Member of the Chamber of Deputies
- In office 15 May 1957 – 15 May 1965
- Constituency: 21st Departmental Grouping

Personal details
- Born: 21 January 1920 Concepción, Chile
- Died: 1 September 1994 (aged 74) Santiago, Chile
- Party: Liberal Party
- Spouse(s): Ester Arrau Liñandeariza Marta Burgos Elena Massow Ulriksen Eliana Abasolo Mendoza
- Children: Four
- Parent(s): Fritz Hillmann Blanca Suárez
- Occupation: Veterinarian, politician, farmer

= Fritz Hillmann =

Chilean veterinarian, landowner and politician (1920-1994)

Fritz Hillman Suárez (21 January 1920 – 1 September 1994) was a Chilean veterinarian, landowner, and liberal politician. He served as Deputy of the Republic for the 21st Departmental Grouping – Temuco, Lautaro, Imperial, Pitrufquén, and Villarrica – during the legislative periods 1957–1961 and 1961–1965.

==Biography==
Born in Concepción on 21 January 1920, he was the son of Fritz Hillmann and Blanca Suárez. He married four times: first to Ester Arrau Liñandeariza (two sons, Fernando and Jorge); second to Marta Burgos (no issue); third to Elena Massow Ulriksen (two children, Fritz and Blanca); and fourth to Eliana Abasolo Mendoza (no issue). He had ten grandchildren in total.

He completed his secondary education at the Liceo José Victorino Lastarria and pursued a degree in Veterinary Medicine at the University of Chile, graduating in 1941 with the thesis *“Diagnóstico de las mastitis con el reactivo de Whiteside”*.

Hillman began his professional career in 1939 at the Biological Institute of the National Agriculture Society (SNA), serving as assistant and later director of its Los Ángeles branch (1943–1945). He subsequently moved to Santiago for a senior position within the same institution. From 1945 to 1949, he worked in Temuco as official veterinarian for the Agricultural Development Society (*SOFO*).

From 1949 onward, he practiced privately, specializing in livestock reproduction and high-grade cattle and horse breeding between San Carlos and Puerto Montt. He owned the La Sierra estate in Gorbea, where he raised thoroughbred horses.
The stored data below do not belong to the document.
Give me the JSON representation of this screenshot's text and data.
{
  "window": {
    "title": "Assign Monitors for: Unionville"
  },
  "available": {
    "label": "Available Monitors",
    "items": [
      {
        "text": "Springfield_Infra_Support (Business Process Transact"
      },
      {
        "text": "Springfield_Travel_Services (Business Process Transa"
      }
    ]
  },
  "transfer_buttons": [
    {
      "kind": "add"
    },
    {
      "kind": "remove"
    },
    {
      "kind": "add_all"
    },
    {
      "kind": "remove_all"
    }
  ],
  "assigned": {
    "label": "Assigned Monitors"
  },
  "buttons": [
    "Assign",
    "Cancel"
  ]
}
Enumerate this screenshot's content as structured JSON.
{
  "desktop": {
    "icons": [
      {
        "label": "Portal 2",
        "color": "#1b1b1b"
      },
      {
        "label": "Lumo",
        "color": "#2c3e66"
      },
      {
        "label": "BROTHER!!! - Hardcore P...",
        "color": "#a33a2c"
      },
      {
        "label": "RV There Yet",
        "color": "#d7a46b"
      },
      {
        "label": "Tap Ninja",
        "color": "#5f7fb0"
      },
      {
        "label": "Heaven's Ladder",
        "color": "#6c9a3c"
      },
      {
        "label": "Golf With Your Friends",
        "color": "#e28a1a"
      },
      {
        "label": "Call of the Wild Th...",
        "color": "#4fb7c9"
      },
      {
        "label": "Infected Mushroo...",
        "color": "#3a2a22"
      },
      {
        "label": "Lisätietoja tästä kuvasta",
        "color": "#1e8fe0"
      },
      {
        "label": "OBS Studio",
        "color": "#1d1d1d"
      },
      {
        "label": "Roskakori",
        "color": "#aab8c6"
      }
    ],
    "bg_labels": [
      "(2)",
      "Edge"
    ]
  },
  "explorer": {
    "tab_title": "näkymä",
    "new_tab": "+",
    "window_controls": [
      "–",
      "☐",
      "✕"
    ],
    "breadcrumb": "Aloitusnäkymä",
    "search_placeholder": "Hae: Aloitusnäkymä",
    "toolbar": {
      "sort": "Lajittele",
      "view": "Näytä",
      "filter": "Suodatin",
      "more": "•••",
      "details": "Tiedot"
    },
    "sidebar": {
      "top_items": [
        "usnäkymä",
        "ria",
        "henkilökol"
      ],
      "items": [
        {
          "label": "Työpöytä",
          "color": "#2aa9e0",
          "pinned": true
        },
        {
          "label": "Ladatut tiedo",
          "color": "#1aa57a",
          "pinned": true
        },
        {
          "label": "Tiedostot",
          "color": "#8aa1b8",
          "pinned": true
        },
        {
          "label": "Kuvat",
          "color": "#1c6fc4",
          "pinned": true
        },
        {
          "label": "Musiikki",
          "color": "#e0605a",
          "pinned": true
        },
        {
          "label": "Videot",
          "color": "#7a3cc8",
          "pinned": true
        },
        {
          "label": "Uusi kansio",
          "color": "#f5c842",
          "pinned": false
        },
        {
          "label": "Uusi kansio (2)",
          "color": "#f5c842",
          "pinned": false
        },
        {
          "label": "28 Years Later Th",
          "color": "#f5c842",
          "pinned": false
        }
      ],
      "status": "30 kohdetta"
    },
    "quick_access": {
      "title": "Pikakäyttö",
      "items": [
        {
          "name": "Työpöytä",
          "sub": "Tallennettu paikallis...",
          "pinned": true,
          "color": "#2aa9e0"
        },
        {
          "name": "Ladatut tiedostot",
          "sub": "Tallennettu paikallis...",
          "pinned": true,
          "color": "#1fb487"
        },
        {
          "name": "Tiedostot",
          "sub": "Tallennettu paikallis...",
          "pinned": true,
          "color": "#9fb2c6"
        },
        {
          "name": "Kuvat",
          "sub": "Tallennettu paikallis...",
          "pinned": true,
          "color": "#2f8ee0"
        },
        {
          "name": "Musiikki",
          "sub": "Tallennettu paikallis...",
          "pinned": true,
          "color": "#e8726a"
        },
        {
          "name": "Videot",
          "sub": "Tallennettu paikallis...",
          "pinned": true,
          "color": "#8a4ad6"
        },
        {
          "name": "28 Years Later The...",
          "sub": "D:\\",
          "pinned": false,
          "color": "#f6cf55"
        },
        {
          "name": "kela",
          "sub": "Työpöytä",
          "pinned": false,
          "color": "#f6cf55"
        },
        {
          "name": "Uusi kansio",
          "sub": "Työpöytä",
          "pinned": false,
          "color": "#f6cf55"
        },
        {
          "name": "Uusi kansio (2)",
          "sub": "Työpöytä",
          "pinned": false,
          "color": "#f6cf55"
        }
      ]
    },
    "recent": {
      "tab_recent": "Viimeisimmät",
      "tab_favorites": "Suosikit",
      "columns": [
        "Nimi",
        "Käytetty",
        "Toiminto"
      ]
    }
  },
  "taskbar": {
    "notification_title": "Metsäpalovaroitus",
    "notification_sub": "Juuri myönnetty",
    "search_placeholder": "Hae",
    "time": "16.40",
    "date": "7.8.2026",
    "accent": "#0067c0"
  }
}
In academia, he taught Obstetrics and Reproductive Pathology at the Faculty of Veterinary Medicine of the University of Chile and Animal Hygiene and Nutrition at the Regional Training Center in Temuco (1954–1957).

==Political career==
A lifelong member of the Liberal Party, Hillman was elected Deputy for the 21st Departmental Grouping “Temuco, Lautaro, Imperial, Pitrufquén, and Villarrica” for the legislative periods 1957–1961 and 1961–1965.

He served on the Permanent Commission on Public Education, and later on the Commission on Social Welfare and Hygiene. He also sat on several special committees, including those on Housing (1960), the Sugar Industry (1960), and the Automotive Industry in Arica (1963–1964).

Among his notable legislative initiatives was a motion allocating funds to the national housing plan of the Housing Corporation (*Corporación de la Vivienda*), enacted as Law No. 15,228 on 14 August 1963.

Hillman also served as councillor of the Social Security Service (1960–1961) and president of the Sociedad Periodística del Sur (SOPESUR), publisher of regional newspapers, during two consecutive terms. He was an active member of the Agricultural Development Society of Temuco, of which he had been director in 1949, as well as of the Lions Club, Temuco Country Club (director 1960–1961), and the Social Club of Temuco.

Fritz Hillman died in Santiago on 1 September 1994.